Shanghai Day 1: You Had Me at the Bund

It may be a hackneyed phrase, but Shanghai is the Paris of China. If the Maglev train that whisks visitors from the Pudong airport to the city center represents anything about this city, it is the incredible speed and elegance with which Shanghai is hurtling into the future. Though our time there was too short, we were able to scratch the surface of this cosmopolitan metropolis, a beacon of development and urban planning in an otherwise traffic-choked country. From the historical restoration project/shopping mecca called Xintiandi, to the neoclassical monoliths on the Bund that now host global restaurants, to the "six-star" hotels in Pudong, Shanghai is one of the most fascinating and romantic cities in China.
Obligatory Rundown:
10:30 Arrival
11:15 Lunch at Godly Vegetarian Restaurant ( 445 Nanjing Xi Lu; West of People's Square and close to the Art Museum) for a sumptuous fake-meat feast. Highly recommended for its soothing temple decor, incredibly low prices and high quality vegetarian food. The smoked duck, crab salad, and stir-fried beef were faux-tastic. Judging by the crowded ladies lunching that day, it's a popular spot in the city.
2:00 Walk through the French Concession, a neighborhood filled with charming brick row houses and colonial era mansions.
4:00 Make it to Shanghai's Old City where alleyways are filled with Asian tourists and cute souvenir shops. Of course, there is the mandatory Starbucks, this time nestled in ye olde pagoda (below).

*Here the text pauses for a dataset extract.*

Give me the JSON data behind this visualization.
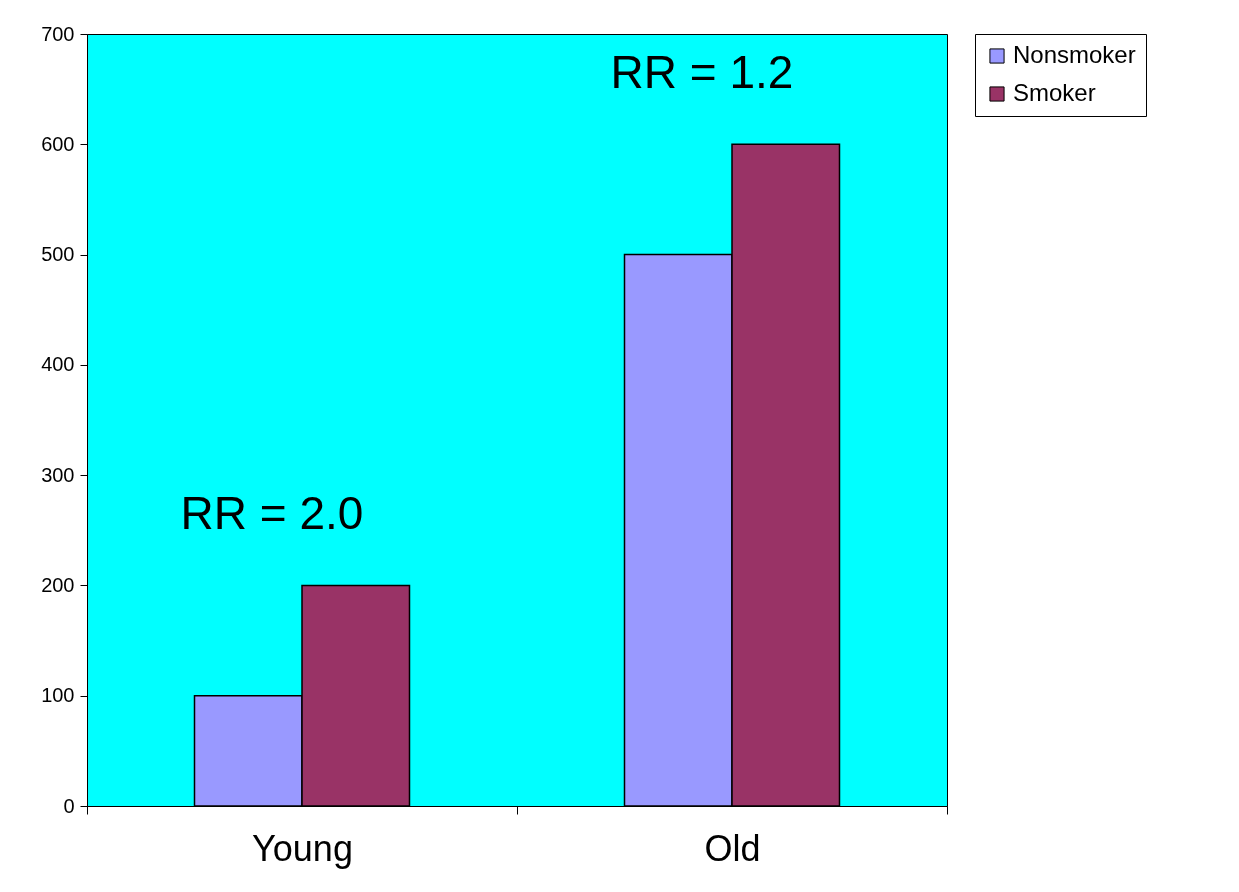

We attempt to enter the tea house in YuYuan Garden, where Bill Clinton has enjoyed tea but alas, the gardens are closed for the day.
5:00 Ferry (25 cents) to Pudong, a section of Shanghai that is home to the Jin Mao Tower, the tallest building in China at 88 floors and will soon be home to the World Financial Center surpassing Jin Mao at 101 floors. To answer your question, yes, the world really does need these tall buildings. Pictured below is the Jin Mao with the construction of the WFC in the foreground.

Oh, and the WFC will only be the tallest building in the world until it is surpassed by the gigantour Burj Tower in Dubai which will rise to the heavens at 160 floors. It's like Dubai and Asia are in a race for the most retarded buildings ever.
6:00 Drinks at Cloud 9 located at the Grand Hyatt in the Jin Mao building. The highest bar in the world, this lounge is located at the 87th floor. I actually preferred the view in the hotel's lobby at the 54th floor, but that's just me.
The atrium of the Grand Hyatt spans the 56th-87th floors. Standing at the bottom feels like being in an oversized conch shell.

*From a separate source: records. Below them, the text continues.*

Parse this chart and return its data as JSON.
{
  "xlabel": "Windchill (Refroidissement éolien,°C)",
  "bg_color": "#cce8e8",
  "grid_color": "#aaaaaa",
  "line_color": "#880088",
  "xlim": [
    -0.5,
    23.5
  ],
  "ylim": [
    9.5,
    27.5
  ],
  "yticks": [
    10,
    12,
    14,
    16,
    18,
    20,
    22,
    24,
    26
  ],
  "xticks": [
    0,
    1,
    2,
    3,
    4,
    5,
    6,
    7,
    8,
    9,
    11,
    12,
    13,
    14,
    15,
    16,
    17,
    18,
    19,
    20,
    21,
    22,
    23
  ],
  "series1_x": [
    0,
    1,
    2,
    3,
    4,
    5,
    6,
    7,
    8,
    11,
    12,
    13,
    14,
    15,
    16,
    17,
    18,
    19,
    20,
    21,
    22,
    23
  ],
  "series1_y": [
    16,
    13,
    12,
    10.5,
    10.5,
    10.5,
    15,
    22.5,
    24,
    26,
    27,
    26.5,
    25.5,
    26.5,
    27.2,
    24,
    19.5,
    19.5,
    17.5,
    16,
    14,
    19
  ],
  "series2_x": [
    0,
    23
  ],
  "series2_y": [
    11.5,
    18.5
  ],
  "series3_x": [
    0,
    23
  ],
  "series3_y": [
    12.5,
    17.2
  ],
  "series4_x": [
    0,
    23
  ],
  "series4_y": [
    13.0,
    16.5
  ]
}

The Grand Hyatt also boasts the highest swimming pool in the world at the 57th floor. We took a few moments to admire a man enjoying a swim in a speedo, and the view.

7:30 Satiated with Pudong skyscraper madness we take the metro back to Shanghai and check out the Bund, a picturesque neighborhood on the Huangpo River. The colonial buildings on the Bund have recently undergone massive restorations and become home to many high-end boutiques, resturants (Jean Georges and Jacques and Laurent Pourcel have outposts here) and rooftop bars with magnificent views of Pudong.
8:00 Eighteen on the Bund features Bar Rouge, a new Shanghai gliteratti magnet. The rooftop cabanas offer both views of Pudong and the pretty people who can afford the minimum 1600 RMB ($200) bed fee.

Also at 18 is the Pourcel-run Sens & Bund (French cuisine) which was willing to seat us despite the lack of a reservation, though we declined since we already had dinner plans. A refreshing aspect of all these Western upscale restaurants and hotels is their complete lack of snootiness. They were always willing to give us a table without reservation even we looked quite travel-worn. That rarely happens in cities like New York or Miami.
8:45 Three on the Bund. Redesigned by Michael Graves it hosts the Evian Spa, an Armani store and three reputable restaurants. We peek into Jean Georges (French) which has the best views of the building, Laris (Australian) is warm and stylish and Whampoa Club (Shanghai cuisine) sports playful Asian decor. The food is all very top notch, but it is ultimately the Blade Runner-esque views of Pudong that draw the crowds.